1. Field of the Invention
The present invention generally relates to regenerative cryocoolers and pulse tube cryocoolers, and more specifically, to a regenerative cryocooler, such as a pulse tube cryocooler, configured to cool a subject to be cooled at a cryogenic temperature.
2. Description of the Related Art
Conventionally, regenerative cryocoolers such as pulse tube cryocoolers or GM (Gifford-McMahon) cryocoolers have been used in order to cool apparatuses requiring cryogenic temperature atmospheres such as MRI (magnetic resonance imaging) apparatuses.

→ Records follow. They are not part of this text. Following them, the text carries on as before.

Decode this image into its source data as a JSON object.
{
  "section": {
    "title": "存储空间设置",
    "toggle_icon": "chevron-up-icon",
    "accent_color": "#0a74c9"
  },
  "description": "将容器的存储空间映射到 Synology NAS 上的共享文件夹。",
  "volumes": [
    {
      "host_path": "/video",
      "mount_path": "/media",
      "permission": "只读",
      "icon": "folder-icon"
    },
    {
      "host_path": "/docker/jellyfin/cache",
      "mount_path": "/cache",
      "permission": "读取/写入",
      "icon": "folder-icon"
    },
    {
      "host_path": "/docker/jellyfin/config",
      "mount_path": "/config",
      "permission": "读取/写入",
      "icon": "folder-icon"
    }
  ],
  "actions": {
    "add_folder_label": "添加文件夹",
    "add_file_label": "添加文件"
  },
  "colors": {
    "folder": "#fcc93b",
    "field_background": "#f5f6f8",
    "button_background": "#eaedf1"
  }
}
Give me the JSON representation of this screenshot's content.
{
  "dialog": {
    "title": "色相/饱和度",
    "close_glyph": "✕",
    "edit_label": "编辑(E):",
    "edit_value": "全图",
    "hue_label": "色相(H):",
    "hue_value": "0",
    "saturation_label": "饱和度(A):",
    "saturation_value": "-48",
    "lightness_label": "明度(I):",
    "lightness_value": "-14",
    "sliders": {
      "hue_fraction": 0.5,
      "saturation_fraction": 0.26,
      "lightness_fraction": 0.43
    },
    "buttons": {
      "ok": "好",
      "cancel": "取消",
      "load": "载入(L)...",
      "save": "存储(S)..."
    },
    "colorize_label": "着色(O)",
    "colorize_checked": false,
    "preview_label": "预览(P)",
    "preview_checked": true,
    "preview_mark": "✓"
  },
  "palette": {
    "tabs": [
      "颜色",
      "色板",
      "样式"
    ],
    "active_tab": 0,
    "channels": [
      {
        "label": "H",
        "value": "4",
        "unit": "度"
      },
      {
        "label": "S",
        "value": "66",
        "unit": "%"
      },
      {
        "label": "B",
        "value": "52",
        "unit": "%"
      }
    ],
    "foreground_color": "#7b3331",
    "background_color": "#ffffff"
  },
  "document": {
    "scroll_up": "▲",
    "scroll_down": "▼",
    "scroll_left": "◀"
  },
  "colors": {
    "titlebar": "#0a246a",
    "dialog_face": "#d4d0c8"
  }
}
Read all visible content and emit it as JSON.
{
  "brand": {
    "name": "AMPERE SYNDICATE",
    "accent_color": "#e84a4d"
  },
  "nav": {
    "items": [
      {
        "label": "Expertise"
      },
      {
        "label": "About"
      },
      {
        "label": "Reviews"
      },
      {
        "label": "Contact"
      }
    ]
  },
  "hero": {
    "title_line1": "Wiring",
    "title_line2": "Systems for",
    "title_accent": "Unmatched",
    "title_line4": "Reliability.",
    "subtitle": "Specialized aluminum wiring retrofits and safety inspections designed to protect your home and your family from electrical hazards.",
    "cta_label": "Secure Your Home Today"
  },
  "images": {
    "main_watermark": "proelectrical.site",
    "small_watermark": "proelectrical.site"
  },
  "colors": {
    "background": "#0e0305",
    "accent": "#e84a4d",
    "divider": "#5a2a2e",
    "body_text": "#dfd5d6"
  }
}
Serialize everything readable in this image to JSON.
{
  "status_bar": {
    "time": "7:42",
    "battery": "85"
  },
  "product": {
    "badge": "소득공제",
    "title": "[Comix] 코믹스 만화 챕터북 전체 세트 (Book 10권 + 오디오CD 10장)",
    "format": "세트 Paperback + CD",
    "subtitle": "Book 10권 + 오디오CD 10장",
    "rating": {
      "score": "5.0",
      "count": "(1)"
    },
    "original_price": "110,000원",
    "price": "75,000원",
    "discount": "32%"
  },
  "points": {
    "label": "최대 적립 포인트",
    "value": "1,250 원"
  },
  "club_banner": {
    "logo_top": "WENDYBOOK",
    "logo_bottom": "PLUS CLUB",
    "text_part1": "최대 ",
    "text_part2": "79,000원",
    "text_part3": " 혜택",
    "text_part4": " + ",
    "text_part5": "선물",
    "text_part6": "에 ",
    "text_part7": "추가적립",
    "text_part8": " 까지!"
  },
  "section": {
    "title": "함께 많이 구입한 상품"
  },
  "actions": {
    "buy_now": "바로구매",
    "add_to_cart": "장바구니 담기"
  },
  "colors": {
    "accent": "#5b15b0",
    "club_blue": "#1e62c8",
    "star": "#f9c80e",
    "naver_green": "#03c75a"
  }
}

In the regenerative cryocooler, it is possible to form a state from the cryogenic temperature of approximately 4 K to the low temperature of approximately 100 K. For example, in the pulse tube cryocooler, a cooling effect is formed at low temperature ends of the regenerator tube and the pulse tube by repeating an operation for letting coolant gas compressed by a gas compressor flow in the regenerator tube and the pulse tube and an operation for receiving working gas in the gas compressor by letting the gas out from the regenerator tube and the pulse tube. In addition, by making these low temperature ends come in thermal contact with the subject to be cooled, it is possible to remove heat from the subject to be cooled.
The regenerator tube of the pulse tube cryocooler has a cylinder. A regenerative material fills the cylinder. The pulse tube is formed by a hollow cylinder. These cylinders have high temperature ends and low temperature ends. A cooling stage is provided at the low temperature end of the cylinder. The subject to be cooled is connected to this cooling stage.
If the amount of heat entering from the peripheral atmosphere to the high temperature end of the cylinder becomes large, the temperature at the low temperature end rises so that the cooling capacity of the cryocooler is degraded.
Because of this, in order to reduce heat transfer between the peripheral atmosphere and the high temperature end, it is suggested to make the walls of the cylinders forming the regenerator tube and the pulse tube thin.
In a case where the cylinders are made thinner, the cylinder is stretched in an axial direction due to repeating of compression and expansion of the coolant gas flowing inside. As a result of this, the cooling stage connected to the low temperature end of the cylinder may be vibrated.
In addition, due to such vibration of the cooling stage, a position of the subject to be cooled provided at the cooling stage may be changed. The change of the position of the subject to be cooled may be a serious problem in an apparatus such as a semiconductor manufacturing apparatus requiring positioning with high precision.
Because of this, in order to prevent the position change of the subject to be cooled due to vibration of the cooling stage, it is suggested to provide a vibration prevention apparatus at the cryocooler such as the pulse tube cryocooler. See, for example, Japanese Laid-Open Patent Application No. 2005-24184.
The vibration prevention apparatus discussed in Japanese Laid-Open Patent Application No. 2005-24184 has a second flange configured to support a subject to be cooled, separate from a normal support flange configured to support cylinders of the pulse tube and the regenerator tube.
A low vibration stage coming in contact with the subject to be cooled is supported at the second flange via a supporting stick. In addition, the cooling stage and the low vibration stage are thermally and mechanically connected to each other via a heat link, namely a flexible high thermal conductivity wire. The normal support flange and the second flange are connected to each other via a vibration absorption member such as a bellows. Because of such a vibration prevention apparatus, it is possible to prevent the vibration generated by the cylinder of the cryocooler from being transferred to the subject to be cooled.
However, in a case where the vibration prevention apparatus discussed in Japanese Laid-Open Patent Application No. 2005-24184 is provided, since the heat link is a wire having a small cross section, even if the heat link is made of a high thermal conductivity wire such as copper or aluminum, it is not possible to completely remove thermal resistance generated at the heat link.
Accordingly, in a method for thermally connecting the cooling stage and the low vibration stage (or the subject to be cooled) via the heat link, considering a case where the cooling stage and the subject to be cooled directly come in contact with each other, the cooling capacity of the cryocooler may be degraded.
In addition, if the vibration prevention apparatus is additionally provided, the structure of the cryocooler may be complex so that it is difficult to make the size of the cryocooler small.